Optical-chemical analyzes are the most common methods for determining the concentration of a solute in a solution, based on the ability of compounds to absorb or emit light energy of different wavelengths. Initially, visual colorimetry was used to compare the light emerging from a solution of an unknown concentration and the light emerging from a reference solution, until on the eyes of the observer, both emerging lights were identical (Garrigós L. and other. “Colorimeters” Universitat Politècnica de València. 2001). However, these results were subjective and inaccurate. Later in time, photocolorimeters were created, which consisted in a tungsten lamp where the light passed through a slit and then condenser lens, in order to obtain a parallel light beam incident on the unknown solution. Then, the lengths of the unabsorbed waves pass through a filter with a complementary color to the test solution, giving a monochromatic light. This light beam enters a photocell generating a small electrical current that increases through an amplifier, which signal is detected by a galvanometer delivering absorbance measurements. If a calibration curve is performed with standards or reference solutions, whose concentrations are known, versus the absorbance of each of them, one can determine the concentration of the solution by obtaining the absorbance. This technique is only useful when the solutions are colored, but other solutions which absorb in the range of ultraviolet light cannot be analyzed by a colorimeter. For the latter, a spectrophotometer that is capable of evaluating the absorption throughout the all UV/visible range is used. Furthermore, this equipment can distinguish between two compounds with a similar absorption, delivering absorption spectra that even allow the identification of the compounds that are being analyzed.

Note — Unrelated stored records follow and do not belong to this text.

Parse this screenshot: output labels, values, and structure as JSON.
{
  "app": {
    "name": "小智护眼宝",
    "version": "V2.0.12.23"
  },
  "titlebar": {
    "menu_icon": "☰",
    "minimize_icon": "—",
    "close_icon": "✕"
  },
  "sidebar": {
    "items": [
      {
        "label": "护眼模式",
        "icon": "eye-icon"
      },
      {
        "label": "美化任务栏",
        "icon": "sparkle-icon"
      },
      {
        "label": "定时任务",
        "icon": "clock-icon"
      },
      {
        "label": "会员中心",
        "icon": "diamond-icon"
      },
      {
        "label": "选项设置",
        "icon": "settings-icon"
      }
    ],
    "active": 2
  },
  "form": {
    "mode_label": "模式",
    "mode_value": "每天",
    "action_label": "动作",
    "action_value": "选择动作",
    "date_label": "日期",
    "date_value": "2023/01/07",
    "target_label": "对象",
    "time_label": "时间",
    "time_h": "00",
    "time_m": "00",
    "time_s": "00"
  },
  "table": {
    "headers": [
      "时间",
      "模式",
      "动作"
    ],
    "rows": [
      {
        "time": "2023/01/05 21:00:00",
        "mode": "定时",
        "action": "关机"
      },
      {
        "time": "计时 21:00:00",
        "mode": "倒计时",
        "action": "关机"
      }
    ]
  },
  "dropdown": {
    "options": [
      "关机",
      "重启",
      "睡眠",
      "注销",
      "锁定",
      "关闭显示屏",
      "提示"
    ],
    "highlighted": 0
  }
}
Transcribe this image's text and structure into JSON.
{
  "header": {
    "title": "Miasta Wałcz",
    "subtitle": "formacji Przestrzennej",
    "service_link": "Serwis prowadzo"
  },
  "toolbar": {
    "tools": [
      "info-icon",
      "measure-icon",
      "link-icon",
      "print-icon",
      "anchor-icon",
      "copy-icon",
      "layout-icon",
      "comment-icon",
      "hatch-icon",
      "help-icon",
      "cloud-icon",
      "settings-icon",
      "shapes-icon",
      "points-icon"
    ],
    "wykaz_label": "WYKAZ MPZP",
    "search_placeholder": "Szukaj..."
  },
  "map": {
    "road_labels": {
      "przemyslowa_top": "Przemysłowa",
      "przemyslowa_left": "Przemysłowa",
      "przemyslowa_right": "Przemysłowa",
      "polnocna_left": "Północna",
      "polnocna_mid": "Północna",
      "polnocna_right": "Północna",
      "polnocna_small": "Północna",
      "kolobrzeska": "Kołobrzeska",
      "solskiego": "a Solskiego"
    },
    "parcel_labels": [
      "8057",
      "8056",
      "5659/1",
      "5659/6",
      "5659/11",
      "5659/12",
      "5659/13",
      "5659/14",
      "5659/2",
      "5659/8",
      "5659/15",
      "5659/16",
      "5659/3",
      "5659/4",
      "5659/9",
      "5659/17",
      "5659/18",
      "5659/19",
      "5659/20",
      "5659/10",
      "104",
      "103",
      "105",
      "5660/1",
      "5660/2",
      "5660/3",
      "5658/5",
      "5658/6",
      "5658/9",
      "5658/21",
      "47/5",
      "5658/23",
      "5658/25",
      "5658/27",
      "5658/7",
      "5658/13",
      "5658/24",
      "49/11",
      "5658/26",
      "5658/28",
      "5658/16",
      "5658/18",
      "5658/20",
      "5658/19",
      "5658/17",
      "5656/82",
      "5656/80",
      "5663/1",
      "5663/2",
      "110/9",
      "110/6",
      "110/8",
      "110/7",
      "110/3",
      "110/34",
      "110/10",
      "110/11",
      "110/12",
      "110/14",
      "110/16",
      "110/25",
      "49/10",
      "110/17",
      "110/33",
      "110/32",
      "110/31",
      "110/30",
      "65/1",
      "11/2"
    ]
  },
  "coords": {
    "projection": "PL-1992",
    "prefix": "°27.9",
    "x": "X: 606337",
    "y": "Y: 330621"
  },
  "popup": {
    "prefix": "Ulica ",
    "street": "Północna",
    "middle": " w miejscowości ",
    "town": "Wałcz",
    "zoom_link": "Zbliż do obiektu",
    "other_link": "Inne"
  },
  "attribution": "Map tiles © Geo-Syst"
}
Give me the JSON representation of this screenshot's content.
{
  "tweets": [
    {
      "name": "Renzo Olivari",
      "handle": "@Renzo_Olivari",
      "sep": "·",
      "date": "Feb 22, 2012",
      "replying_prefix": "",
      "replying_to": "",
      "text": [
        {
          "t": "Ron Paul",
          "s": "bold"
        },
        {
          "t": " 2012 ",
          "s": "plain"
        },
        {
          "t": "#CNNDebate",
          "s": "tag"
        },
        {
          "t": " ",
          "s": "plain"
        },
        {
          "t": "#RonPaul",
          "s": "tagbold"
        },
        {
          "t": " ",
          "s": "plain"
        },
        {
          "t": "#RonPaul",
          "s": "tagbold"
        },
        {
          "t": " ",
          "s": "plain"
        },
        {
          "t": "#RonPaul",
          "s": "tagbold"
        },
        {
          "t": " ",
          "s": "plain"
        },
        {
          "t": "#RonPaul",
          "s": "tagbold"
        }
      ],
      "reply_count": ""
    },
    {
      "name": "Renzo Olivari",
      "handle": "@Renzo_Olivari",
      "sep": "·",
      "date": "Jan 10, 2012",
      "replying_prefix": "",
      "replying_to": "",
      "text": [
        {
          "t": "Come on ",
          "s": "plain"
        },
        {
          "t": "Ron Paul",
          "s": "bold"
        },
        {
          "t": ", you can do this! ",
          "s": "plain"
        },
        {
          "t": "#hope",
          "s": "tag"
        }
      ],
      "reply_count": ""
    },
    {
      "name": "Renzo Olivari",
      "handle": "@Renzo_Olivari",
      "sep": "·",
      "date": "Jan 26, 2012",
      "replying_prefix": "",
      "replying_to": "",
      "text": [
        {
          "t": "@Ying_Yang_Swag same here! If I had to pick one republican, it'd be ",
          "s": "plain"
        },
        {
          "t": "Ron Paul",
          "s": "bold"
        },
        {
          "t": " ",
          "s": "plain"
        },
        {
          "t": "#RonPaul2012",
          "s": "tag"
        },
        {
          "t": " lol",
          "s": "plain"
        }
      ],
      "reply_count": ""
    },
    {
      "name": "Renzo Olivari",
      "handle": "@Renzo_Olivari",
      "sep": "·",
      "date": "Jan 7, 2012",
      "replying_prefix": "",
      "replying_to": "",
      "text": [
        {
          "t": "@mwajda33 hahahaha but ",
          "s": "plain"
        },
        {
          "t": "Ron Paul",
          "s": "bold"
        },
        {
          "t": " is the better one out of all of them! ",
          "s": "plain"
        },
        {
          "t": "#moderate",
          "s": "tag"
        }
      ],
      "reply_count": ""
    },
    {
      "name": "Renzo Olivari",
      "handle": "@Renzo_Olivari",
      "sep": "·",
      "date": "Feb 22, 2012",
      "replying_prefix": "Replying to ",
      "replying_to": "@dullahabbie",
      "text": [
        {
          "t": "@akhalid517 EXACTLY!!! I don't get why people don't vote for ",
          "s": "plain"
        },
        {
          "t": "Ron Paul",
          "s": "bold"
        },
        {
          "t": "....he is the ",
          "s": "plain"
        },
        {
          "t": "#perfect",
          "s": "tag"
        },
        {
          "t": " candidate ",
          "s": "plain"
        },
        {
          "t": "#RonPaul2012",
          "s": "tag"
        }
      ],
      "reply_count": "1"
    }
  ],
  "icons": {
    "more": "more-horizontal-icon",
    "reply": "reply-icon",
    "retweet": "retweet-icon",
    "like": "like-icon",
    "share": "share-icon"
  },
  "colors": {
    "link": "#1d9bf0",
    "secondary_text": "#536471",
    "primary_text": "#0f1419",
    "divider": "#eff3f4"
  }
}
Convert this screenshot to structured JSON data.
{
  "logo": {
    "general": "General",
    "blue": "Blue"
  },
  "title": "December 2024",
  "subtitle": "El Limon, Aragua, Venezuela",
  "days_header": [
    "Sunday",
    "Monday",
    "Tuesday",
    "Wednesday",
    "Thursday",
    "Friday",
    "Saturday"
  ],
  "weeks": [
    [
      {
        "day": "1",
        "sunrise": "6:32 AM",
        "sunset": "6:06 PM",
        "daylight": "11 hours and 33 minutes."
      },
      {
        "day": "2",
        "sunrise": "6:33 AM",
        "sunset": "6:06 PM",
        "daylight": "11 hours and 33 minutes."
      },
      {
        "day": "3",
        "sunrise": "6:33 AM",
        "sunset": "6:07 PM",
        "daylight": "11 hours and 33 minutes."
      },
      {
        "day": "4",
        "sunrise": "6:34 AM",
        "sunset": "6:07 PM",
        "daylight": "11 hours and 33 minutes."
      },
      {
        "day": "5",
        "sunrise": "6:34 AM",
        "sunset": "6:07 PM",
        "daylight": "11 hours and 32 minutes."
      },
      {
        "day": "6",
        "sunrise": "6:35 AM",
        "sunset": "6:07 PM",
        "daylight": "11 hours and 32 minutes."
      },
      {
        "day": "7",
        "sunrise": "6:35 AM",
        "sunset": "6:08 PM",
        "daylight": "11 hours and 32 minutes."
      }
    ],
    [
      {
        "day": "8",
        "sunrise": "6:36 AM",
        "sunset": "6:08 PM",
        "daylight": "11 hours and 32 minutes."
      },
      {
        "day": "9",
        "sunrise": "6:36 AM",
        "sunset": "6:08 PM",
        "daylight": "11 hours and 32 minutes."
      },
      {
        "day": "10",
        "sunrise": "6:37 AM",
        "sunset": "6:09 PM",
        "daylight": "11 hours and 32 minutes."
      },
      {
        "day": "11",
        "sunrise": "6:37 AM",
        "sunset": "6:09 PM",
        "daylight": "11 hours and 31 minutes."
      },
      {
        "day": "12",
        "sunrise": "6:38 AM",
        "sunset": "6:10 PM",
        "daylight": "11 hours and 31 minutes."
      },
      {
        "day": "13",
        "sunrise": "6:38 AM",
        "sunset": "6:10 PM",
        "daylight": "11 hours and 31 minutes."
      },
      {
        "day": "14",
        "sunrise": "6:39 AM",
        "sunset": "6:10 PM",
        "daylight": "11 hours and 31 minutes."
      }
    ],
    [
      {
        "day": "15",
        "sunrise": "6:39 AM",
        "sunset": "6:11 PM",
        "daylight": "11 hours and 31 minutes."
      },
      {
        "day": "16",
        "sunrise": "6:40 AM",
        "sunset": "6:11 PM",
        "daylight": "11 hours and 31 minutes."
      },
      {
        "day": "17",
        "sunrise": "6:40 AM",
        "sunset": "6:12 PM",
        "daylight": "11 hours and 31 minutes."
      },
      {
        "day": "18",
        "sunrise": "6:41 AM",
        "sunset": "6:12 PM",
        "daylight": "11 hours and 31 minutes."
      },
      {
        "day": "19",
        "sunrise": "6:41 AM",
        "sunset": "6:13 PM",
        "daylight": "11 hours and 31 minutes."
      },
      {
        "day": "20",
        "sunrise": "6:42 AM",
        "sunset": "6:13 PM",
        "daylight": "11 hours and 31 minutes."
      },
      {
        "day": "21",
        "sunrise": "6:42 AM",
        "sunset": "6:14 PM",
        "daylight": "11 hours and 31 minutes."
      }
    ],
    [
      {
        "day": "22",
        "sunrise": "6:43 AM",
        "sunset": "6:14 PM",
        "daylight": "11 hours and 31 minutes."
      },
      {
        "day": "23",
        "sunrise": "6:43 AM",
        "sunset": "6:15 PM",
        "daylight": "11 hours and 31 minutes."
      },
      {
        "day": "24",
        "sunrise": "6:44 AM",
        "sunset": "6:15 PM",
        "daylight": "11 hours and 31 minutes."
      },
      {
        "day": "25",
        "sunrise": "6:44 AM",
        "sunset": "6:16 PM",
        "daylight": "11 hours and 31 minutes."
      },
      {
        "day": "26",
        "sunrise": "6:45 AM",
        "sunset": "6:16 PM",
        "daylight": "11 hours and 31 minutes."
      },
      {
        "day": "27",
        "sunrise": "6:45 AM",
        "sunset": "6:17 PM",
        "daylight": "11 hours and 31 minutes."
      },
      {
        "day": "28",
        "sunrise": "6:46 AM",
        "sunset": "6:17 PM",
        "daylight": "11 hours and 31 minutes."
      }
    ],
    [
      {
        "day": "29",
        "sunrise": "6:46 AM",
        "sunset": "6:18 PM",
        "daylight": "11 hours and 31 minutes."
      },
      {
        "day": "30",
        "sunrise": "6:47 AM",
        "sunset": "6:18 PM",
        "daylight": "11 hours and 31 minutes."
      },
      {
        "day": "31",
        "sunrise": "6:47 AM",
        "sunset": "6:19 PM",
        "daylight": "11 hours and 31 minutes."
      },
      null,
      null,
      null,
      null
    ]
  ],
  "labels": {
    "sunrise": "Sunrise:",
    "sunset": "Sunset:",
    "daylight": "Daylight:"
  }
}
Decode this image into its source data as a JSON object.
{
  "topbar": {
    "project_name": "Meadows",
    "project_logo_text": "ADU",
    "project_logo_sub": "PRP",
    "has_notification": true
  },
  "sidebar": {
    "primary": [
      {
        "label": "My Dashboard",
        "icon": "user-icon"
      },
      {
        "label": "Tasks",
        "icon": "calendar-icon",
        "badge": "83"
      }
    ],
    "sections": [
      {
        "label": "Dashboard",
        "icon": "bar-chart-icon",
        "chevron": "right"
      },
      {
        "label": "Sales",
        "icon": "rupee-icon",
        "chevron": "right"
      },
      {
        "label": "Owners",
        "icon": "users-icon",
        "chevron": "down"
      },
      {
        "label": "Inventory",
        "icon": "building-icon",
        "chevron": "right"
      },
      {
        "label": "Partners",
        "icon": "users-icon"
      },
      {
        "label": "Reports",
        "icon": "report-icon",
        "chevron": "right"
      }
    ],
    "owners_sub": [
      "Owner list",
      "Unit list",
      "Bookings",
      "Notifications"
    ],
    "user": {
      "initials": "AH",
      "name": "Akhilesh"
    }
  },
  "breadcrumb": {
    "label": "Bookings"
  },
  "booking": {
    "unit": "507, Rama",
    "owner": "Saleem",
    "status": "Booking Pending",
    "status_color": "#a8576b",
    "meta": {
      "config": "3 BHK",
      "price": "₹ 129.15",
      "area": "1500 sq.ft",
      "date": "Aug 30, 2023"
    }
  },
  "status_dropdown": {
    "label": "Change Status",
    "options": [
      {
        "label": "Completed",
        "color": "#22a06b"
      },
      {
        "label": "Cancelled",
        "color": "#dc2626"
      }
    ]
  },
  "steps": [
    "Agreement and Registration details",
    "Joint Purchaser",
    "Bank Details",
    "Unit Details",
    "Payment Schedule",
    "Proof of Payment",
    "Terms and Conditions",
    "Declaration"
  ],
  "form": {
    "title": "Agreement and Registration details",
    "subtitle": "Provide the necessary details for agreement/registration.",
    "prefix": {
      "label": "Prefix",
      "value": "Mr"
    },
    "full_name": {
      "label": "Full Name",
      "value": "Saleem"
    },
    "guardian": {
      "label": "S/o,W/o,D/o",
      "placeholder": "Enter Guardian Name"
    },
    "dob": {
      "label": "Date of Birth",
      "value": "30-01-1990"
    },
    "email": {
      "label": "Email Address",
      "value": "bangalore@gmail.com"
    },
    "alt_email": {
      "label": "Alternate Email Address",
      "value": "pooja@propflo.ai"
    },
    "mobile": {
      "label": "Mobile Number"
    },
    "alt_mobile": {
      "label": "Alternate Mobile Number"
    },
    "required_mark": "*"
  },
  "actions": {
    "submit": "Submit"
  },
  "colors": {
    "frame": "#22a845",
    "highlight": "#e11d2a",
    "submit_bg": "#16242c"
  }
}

However, all these techniques require large and expensive equipment, so that the analysis of samples must be performed within a laboratory facility, impeding in-situ analyzes. To overcome these limitations, innovations have emerged that allow analysis of absorbance with camera phones, such as described by Z. Smith (Smith Z. et al. “Cell-Phone-Based Platform for Biomedical Device Development and Education Applications” PLoS One. 2011; 6(3):e17150), in which a grid and a collimator were attached to a cell phone camera generating an equipment sensitive to visible light between 350-650 nm. In another invention, Zhang J. (U.S. Pat. No. 8,537,343 B2) reduced the optics of the spectrometer, achieving a compact spectrometer of a wider range of light (UV, visible or infrared) which can be integrated into a cell phone or a portable electronic apparatus. Likewise, Wang S. (U.S. Pat. No. 7,420,663 B2) designed a device which is capable of measuring optical spectra, this device contains a laser or LED light source and a filtering element for a particular wavelength, which is detected and measured by a cell phone camera and the results are sent by a wireless network to a central control. There are also simpler inventions in applications that only analyze colored solutions, by impinging a light beam on the sample and obtaining a color numerical value or concentration. Such is the case of the invention of Thonhauser C. (U.S. Pat. No. 8,493,441 B2) which is a color sensing device attached to a portable electronic device that is configured to calculate the average values of discrete colors red, green and blue (RGB, red, green, blue) color processing in 8-bits per channel. This device requires that the sample is exposed to a light beam and detects the emitted wavelengths in the range of 400-700 nm. All mentioned inventions have the problem that they require an external device to the portable electronic apparatus for its use, which increases the cost of technologies and their access.
The present invention provides a practical and fast solution for analyzing concentrations of solutes in colored liquid solutions only using the integrated camera of a portable electronic device and configuring it to calculate the unknown concentration from the color evaluation of colored liquid samples whose concentrations are known, without the need to require an external measuring apparatus. This application can be useful for teaching basic concepts of chemical analysis in educational establishments, requiring only smartphone or tablet type devices, which are used by millions of people worldwide. The system calculates the concentration of a solute in a liquid solution from colored imaging which includes a calibration curve with known concentrations of liquid solutions and the sample or problem solution.